Richard Nixon resigns from the office of the Presidency after admitting responsibility for the Watergate scandal. The complex web of events which comprise the scandal center on the burglary of the office of the Democratic National Committee in June of 1972 and include extortion, wire tapping, obstruction of justice, destruction of evidence, and illegal use of taxpayers' money. Nixon's transgressions are blamed for instilling a permanent cynicism in the American people for politicians, particularly the President. In 1999 people compare President Clinton's actions in the Lewinsky scandal to Nixon's in Watergate.


The thirty-five foot, paved brick shoreline promenade of Baltimore's Inner Harbor is completed. Previous to this, the harbor was a shipyard for work boats and lined with old wooden docks.

James and Laughlin Steel Corporation lays off 1200 Pittsburgh workers, bringing the total number of unemployed workers there to 2,600.

Arthur Ashe becomes the first African-American to win the singles title at the  Wimbledon tennis championship.
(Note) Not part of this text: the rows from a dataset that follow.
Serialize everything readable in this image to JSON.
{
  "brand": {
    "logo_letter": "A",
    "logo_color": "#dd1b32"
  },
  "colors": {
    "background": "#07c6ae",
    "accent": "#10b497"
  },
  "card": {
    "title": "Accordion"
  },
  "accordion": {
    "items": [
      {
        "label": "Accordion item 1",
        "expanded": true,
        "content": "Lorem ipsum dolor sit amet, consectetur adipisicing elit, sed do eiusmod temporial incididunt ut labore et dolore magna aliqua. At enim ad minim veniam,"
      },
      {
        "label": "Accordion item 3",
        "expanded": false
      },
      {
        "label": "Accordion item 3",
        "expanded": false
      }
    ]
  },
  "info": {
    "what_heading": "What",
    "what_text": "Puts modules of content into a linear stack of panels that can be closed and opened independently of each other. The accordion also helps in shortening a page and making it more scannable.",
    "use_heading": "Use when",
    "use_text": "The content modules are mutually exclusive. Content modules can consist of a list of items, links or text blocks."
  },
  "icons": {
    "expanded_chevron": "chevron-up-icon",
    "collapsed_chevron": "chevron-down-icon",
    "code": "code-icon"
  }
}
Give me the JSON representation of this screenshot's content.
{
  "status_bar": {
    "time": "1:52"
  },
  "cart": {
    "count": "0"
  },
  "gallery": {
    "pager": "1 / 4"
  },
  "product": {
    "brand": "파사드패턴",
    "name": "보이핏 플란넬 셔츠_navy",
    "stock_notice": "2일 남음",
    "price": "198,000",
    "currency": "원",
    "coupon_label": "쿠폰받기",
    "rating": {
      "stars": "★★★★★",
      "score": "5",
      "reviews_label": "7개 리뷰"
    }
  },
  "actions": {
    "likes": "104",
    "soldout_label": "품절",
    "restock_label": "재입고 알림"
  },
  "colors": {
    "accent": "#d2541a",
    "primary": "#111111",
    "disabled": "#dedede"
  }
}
The Maryland Science Center at the Inner Harbor is completed and opens to the public.

for colored girls who have considered suicide when the rainbow is enuf is produced on Broadway to critical and popular acclaim.


U.S. Steel lays off 4500 Pittsburgh employees.

More black men will die this year from homicide than died in the Vietnam War.

The television mini-series Roots, portraying transportation of slaves from Africa and generations of forced servitude by American blacks, is seen by more than 130 million viewers- more than half the U.S. population.


A referendum majority of 54% approves construction of Harborplace along the Inner Harbor.  Opposition comes from the black community who express great concern that the stores will not have anything to offer African-American consumers. Twenty years later members of the Fells Point community protest further commercial development of Inner Harbor East.

A National Urban League poll reveals that 77% of African-Americans surveyed feel employment and economic development are their principal concerns.


The Small Business Administration publishes a study revealing that one out of every five recipients of federal aid for minority-owned businesses is in fact a front for a white-owned business.

Gloria Gaynor's "I Will Survive" is among the year's best-selling records.